Apesar de achar que muitos culpados ficaram “de fora”, espera justiça, embora acredite que esta nunca será suficiente para as vítimas: “Não há justiça possível para o que sofreram e o que foram obrigadas a reviver”.

Américo Henriques, o casapiano que se tornou mestre de relojoaria e que durante anos denunciou os abusos de Carlos Silvino, ex-motorista, sobre as crianças na instituição, já não trabalha na Casa Pia. Reformou-se.

Em 2002, quando uma reportagem revelou os abusos sexuais nos colégios da Cada Pia de Lisboa, mestre Américo foi uma das caras da denúncia. A sua ira foi contra Silvino, um dos acusados que no próximo dia 05 conhecerá a sentença, mas também para outros.

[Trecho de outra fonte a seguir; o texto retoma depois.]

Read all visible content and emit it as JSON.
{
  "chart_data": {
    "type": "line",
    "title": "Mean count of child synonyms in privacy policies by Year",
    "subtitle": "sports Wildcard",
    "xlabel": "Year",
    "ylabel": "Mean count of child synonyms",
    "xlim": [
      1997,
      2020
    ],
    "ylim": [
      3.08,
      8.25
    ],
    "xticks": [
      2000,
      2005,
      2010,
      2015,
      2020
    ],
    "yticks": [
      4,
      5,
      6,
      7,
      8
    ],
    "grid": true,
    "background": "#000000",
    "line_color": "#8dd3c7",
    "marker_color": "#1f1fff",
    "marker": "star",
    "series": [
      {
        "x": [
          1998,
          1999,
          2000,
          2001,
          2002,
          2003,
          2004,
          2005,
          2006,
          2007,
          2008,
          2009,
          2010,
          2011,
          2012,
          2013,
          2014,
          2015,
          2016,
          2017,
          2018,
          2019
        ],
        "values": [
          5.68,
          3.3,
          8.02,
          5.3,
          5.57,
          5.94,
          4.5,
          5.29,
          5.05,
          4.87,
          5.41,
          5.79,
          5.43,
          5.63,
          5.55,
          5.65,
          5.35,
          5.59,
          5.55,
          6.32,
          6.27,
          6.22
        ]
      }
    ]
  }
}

Sobre este acusado, reconhece que “permitiu que a investigação fosse mais longe”. Uma colaboração que não justifica, na sua opinião, que este não pague pelo que fez.

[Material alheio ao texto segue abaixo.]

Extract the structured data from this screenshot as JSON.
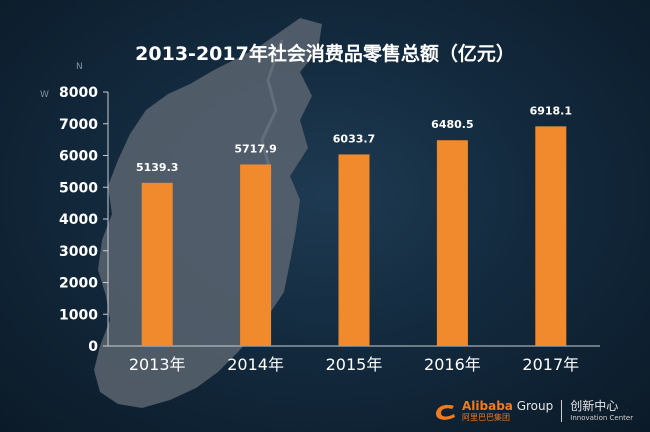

“Os crimes do Carlos Silvino são por demais hediondos para que não seja condenado. Mas que não seja o único”, advertiu.

Mestre Américo lamenta a morosidade do processo que, acredita, “teve graves consequências” nas vítimas e no próprio processo.

“Acho que é algo intencional. Os advogados de defesa dos acusados, ao procurarem, através de todas as artimanhas possíveis, embora legais, arrastar o processo, conseguiram que as pessoas se cansassem do caso e até que se esquecessem dele”, disse.

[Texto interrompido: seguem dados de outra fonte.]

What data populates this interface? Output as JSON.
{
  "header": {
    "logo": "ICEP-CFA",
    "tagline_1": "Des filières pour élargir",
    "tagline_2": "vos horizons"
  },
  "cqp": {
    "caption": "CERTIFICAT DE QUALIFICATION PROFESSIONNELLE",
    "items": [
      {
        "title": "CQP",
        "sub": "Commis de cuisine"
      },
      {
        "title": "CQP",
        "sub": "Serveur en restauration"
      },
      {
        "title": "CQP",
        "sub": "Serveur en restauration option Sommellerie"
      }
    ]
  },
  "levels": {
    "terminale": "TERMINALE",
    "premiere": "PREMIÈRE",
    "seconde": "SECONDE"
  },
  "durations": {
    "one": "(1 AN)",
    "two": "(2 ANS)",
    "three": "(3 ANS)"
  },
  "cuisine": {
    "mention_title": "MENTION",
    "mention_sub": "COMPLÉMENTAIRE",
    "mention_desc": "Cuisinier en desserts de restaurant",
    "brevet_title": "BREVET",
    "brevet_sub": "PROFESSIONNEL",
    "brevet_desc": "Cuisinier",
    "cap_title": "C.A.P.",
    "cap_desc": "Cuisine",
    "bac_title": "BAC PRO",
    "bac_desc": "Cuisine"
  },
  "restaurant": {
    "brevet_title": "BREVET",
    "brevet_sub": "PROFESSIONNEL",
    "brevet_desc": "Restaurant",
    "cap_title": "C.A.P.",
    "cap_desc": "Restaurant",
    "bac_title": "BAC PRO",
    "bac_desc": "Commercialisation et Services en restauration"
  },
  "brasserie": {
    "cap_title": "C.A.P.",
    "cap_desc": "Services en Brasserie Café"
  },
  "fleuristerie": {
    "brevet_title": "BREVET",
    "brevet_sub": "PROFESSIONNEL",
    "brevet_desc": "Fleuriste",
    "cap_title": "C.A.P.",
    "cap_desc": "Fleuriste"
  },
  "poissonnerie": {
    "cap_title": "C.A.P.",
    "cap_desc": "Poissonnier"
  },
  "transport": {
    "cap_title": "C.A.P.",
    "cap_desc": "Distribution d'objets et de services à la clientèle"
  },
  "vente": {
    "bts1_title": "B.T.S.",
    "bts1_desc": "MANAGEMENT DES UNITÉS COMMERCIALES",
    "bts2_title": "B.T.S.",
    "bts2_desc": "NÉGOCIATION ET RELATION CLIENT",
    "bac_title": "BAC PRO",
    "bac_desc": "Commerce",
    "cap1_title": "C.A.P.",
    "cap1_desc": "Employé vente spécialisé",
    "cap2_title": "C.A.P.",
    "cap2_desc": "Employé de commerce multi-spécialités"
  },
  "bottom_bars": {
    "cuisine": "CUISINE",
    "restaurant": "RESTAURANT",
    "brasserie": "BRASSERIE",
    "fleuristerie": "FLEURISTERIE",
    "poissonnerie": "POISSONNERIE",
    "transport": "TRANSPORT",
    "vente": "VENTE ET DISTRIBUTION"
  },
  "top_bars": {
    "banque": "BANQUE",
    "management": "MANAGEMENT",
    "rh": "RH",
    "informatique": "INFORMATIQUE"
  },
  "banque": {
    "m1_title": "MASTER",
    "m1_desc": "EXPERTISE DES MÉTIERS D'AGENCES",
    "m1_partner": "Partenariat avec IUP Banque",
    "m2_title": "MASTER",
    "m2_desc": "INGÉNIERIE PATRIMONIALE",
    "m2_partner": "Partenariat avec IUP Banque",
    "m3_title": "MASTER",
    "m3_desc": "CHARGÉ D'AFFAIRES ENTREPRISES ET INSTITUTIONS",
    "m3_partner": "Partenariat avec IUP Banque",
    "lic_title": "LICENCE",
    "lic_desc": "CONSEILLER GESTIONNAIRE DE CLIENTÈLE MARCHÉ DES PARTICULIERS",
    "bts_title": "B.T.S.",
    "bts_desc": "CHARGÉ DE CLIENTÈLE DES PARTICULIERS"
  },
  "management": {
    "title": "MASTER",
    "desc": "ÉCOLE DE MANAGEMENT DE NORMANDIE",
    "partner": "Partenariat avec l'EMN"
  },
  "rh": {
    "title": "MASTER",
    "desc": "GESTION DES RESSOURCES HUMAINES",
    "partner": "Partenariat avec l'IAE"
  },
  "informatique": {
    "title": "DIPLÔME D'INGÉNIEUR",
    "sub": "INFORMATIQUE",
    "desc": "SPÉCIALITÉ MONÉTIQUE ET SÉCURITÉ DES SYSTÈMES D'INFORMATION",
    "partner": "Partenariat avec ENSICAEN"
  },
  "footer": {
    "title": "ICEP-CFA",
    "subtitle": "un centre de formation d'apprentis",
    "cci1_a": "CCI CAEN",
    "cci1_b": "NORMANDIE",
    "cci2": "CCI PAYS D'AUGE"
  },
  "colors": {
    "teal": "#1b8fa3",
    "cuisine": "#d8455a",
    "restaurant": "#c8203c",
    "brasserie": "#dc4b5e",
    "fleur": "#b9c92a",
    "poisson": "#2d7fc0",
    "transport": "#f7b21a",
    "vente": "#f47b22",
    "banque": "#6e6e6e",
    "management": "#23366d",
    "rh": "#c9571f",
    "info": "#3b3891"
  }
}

Mas este prolongamento teve outras consequências, principalmente nas vítimas: “Foram obrigadas, ao longo de todos estes anos, a viver e a reviver os abusos e isso é traumático”.

Mais uma razão para desejar que, “havendo vítimas, também haja culpados”.

Para mestre Américo, as vítimas viram, pelo menos, uma coisa reconhecida: que não mentiram.

Sobre o presente nos colégios da Casa Pia de Lisboa, diz ser “impossível assegurar que não há abusos sexuais”.

Reestruturação "arrasou" ensino e alunos poderão deixar de ter emprego

O mestre Américo diz que o ensino técnico profissional na instituição foi “arrasado” e garante que as vítimas desta reestruturação serão os alunos, que poderão ter mais dificuldade em encontrar trabalho.

“Um dos maiores baluartes da Casa Pia – que era o seu ensino técnico profissional – foi arrasado”, disse em entrevista à agência Lusa mestre Américo Henriques, durante décadas responsável pelo ensino da relojoaria no Colégio Pina Manique, em Lisboa.

Esta especialidade foi, durante décadas, uma das mais reconhecidas e os seus formandos constantemente solicitados por grandes empresas, nomeadamente suíças.

A mudança chegou após o escândalo de pedofilia na Casa Pia e, com ela, os cursos técnico profissionais da instituição passaram a ter “a mesma qualidade dos outros” que são ministrados em Portugal.

“Ao abdicar de uma portaria própria que regulamentava os seus cursos, e a seguir um modelo do Ministério da Educação, a Casa Pia nivelou os seus cursos - que eram reconhecidamente melhores que a grande maioria dos cursos que se ministram neste país - por baixo”, disse.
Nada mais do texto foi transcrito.